Expenses for people to travel to the path of totality or to regions with better viewing conditions are excluded except in cases where the objective of the proposed project is to conduct eclipse-related scientific research.
Expenses for telescopes, solar filters, and other eclipse-related equipment are excluded except in cases where the proposal describes a plan to ensure the equipment’s continued use for education, public outreach, or scientific research in the community beyond the date of the eclipse. Expenses for computers, printers, and other general-purpose office equipment are excluded in all cases.
When possible, we expect proposal collaborations to include both scientific/educational organizations and URG community leaders, or at least to demonstrate verifiable plans to meaningfully engage URGs. Letters of commitment from partner organizations are required.
Proposals will be limited to two pages of descriptive text and two pages with an itemized budget and detailed budget justification.
The two-page description should include the proposers’ contact info (with clear indication of which of the participating groups is/are nonprofit), an explanation of the proposed activities and whom they will reach, and an assessment component that will capture the number of people reached as well as their demographic breakdown (e.g., age, gender, ethnicity) and determine what was successful (or not). Letters of commitment from partner organizations do not count in the two-page limit.
Budgets cannot include salaries/wages or overhead, only direct costs. Every item listed in the budget should be accompanied by a clear justification of both the amount and the rationale for its inclusion.

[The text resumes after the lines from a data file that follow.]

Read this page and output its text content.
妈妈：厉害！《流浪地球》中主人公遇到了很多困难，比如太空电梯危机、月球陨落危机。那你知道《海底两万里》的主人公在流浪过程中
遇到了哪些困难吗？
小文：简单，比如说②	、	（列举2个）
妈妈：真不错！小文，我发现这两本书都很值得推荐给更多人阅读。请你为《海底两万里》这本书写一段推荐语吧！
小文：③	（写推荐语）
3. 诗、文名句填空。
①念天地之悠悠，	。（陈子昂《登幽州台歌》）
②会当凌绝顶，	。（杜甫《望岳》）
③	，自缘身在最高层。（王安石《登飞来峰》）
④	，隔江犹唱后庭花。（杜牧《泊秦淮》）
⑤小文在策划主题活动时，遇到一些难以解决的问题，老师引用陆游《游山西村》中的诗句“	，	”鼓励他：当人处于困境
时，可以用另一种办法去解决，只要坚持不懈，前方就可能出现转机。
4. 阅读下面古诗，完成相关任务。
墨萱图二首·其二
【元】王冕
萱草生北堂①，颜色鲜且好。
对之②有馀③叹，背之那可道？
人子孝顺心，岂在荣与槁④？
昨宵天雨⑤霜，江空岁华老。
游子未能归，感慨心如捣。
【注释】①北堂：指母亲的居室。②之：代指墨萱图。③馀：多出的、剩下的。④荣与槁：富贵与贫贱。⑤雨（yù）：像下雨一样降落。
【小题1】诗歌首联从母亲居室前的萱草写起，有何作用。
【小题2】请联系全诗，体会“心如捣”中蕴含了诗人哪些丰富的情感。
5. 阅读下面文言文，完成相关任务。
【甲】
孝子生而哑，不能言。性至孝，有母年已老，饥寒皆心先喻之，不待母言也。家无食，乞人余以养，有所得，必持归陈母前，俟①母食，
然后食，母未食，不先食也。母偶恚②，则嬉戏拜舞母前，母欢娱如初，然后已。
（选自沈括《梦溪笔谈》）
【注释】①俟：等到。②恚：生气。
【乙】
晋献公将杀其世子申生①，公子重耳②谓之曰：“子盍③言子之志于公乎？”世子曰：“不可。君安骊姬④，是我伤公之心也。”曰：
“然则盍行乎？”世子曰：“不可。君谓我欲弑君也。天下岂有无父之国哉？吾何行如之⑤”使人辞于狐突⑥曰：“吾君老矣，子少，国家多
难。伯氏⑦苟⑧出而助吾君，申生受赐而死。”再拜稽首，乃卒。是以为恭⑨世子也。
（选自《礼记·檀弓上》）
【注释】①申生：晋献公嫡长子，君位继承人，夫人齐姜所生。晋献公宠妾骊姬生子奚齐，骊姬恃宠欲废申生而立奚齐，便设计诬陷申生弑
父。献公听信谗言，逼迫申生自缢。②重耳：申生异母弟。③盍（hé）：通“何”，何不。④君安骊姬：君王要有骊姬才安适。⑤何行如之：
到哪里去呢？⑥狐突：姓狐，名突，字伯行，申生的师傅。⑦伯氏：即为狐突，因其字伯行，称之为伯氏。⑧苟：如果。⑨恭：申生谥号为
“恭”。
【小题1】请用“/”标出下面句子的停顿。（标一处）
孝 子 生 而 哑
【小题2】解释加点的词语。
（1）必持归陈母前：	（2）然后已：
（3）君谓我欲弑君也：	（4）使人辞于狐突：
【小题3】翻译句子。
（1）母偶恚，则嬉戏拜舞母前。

Proposals should be submitted as a PDF or Word document attached to our online proposal form.
Complete proposals, including letters of support from partner organizations, must be submitted via our proposal webform by 5:00 pm Eastern time on Friday, November 10, 2023.
Proposers will be notified of a decision by Friday, December 15, 2023, and funds will be dispersed beginning in January 2024.

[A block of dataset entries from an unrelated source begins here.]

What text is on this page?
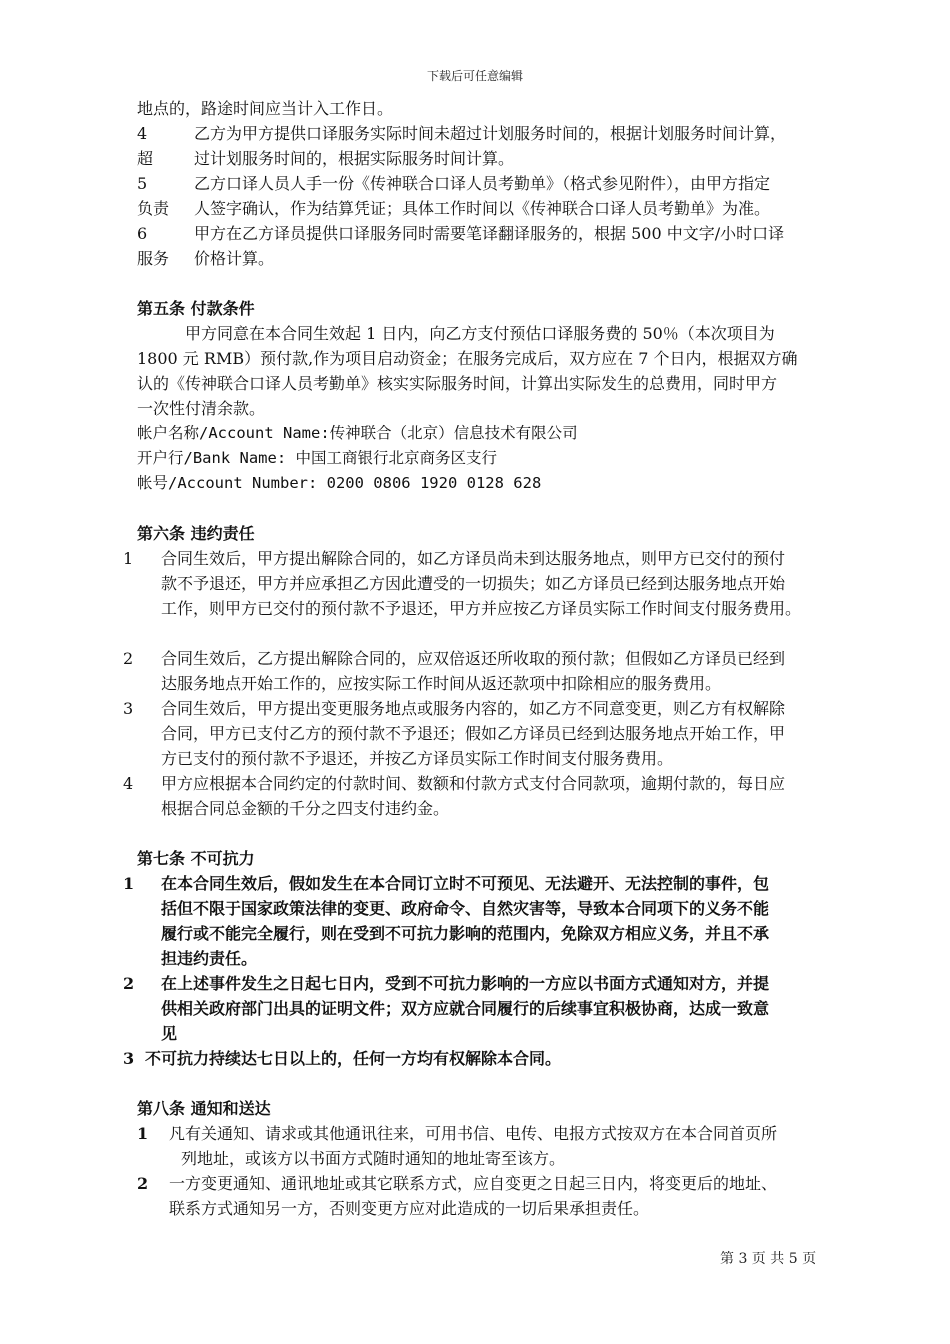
下载后可任意编辑
地点的，路途时间应当计入工作日。
4	乙方为甲方提供口译服务实际时间未超过计划服务时间的，根据计划服务时间计算，
超	过计划服务时间的，根据实际服务时间计算。
5	乙方口译人员人手一份《传神联合口译人员考勤单》（格式参见附件），由甲方指定
负责	人签字确认，作为结算凭证；具体工作时间以《传神联合口译人员考勤单》为准。
6	甲方在乙方译员提供口译服务同时需要笔译翻译服务的，根据 500 中文字/小时口译
服务	价格计算。
第五条 付款条件
甲方同意在本合同生效起 1 日内，向乙方支付预估口译服务费的 50％（本次项目为
1800 元 RMB）预付款,作为项目启动资金；在服务完成后，双方应在 7 个日内，根据双方确
认的《传神联合口译人员考勤单》核实实际服务时间，计算出实际发生的总费用，同时甲方
一次性付清余款。
帐户名称/Account Name:传神联合（北京）信息技术有限公司
开户行/Bank Name: 中国工商银行北京商务区支行
帐号/Account Number: 0200 0806 1920 0128 628
第六条 违约责任
1	合同生效后，甲方提出解除合同的，如乙方译员尚未到达服务地点，则甲方已交付的预付
款不予退还，甲方并应承担乙方因此遭受的一切损失；如乙方译员已经到达服务地点开始
工作，则甲方已交付的预付款不予退还，甲方并应按乙方译员实际工作时间支付服务费用。
2	合同生效后，乙方提出解除合同的，应双倍返还所收取的预付款；但假如乙方译员已经到
达服务地点开始工作的，应按实际工作时间从返还款项中扣除相应的服务费用。
3	合同生效后，甲方提出变更服务地点或服务内容的，如乙方不同意变更，则乙方有权解除
合同，甲方已支付乙方的预付款不予退还；假如乙方译员已经到达服务地点开始工作，甲
方已支付的预付款不予退还，并按乙方译员实际工作时间支付服务费用。
4	甲方应根据本合同约定的付款时间、数额和付款方式支付合同款项，逾期付款的，每日应
根据合同总金额的千分之四支付违约金。
第七条 不可抗力
1	在本合同生效后，假如发生在本合同订立时不可预见、无法避开、无法控制的事件，包
括但不限于国家政策法律的变更、政府命令、自然灾害等，导致本合同项下的义务不能
履行或不能完全履行，则在受到不可抗力影响的范围内，免除双方相应义务，并且不承
担违约责任。
2	在上述事件发生之日起七日内，受到不可抗力影响的一方应以书面方式通知对方，并提
供相关政府部门出具的证明文件；双方应就合同履行的后续事宜积极协商，达成一致意
见
3 不可抗力持续达七日以上的，任何一方均有权解除本合同。
第八条 通知和送达
1	凡有关通知、请求或其他通讯往来，可用书信、电传、电报方式按双方在本合同首页所
列地址，或该方以书面方式随时通知的地址寄至该方。
2	一方变更通知、通讯地址或其它联系方式，应自变更之日起三日内，将变更后的地址、
联系方式通知另一方，否则变更方应对此造成的一切后果承担责任。
第 3 页 共 5 页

Proposals will be evaluated based on these criteria:
- Project goals are clearly articulated and align with mini-grant program goals.
- Project design is clearly described and connects to the project goals.
- Project uses exemplary practices, especially with respect to engaging URGs.
- Proposal includes a definition of success and a means to evaluate success.
- Collaborations are relevant and linked to project goals; letters of commitment are required from the lead institution's partner organizations.
- Budget is complete, cost-effective, and relevant to the goals, activities, and outcomes.
Reports from the PIs of all the funded proposals will be due by Friday, May 10, 2024. A template for the final report will be provided with the award notice.
In addition to the final report, all grantees will be required to complete an online webform from the AAS Solar Eclipse Task Force to provide quantitative and qualitative assessment data. Each funded project will be provided with a simple questionnaire for events to probe things such as participants' attitudes toward science before and after engagement in eclipse events, attitudes toward STEM careers among youth, or other questions that align with the mini-grant program's goals and the funded project’s goals.
We will also choose up to five funded projects for more in-depth follow-up by a professional evaluator. This inquiry will provide useful feedback on the effectiveness of various programs and activities and allow us to better interpret the results from the questionnaires used by all the successful proposers.
PIs or their designated representatives will be invited to attend the 244th meeting of the American Astronomical Society in Madison, Wisconsin, in June 2024, to report on their projects to the wider astronomical community. Funding for PI travel to the AAS meeting will be provided separately from, and in addition to, the mini-grants themselves.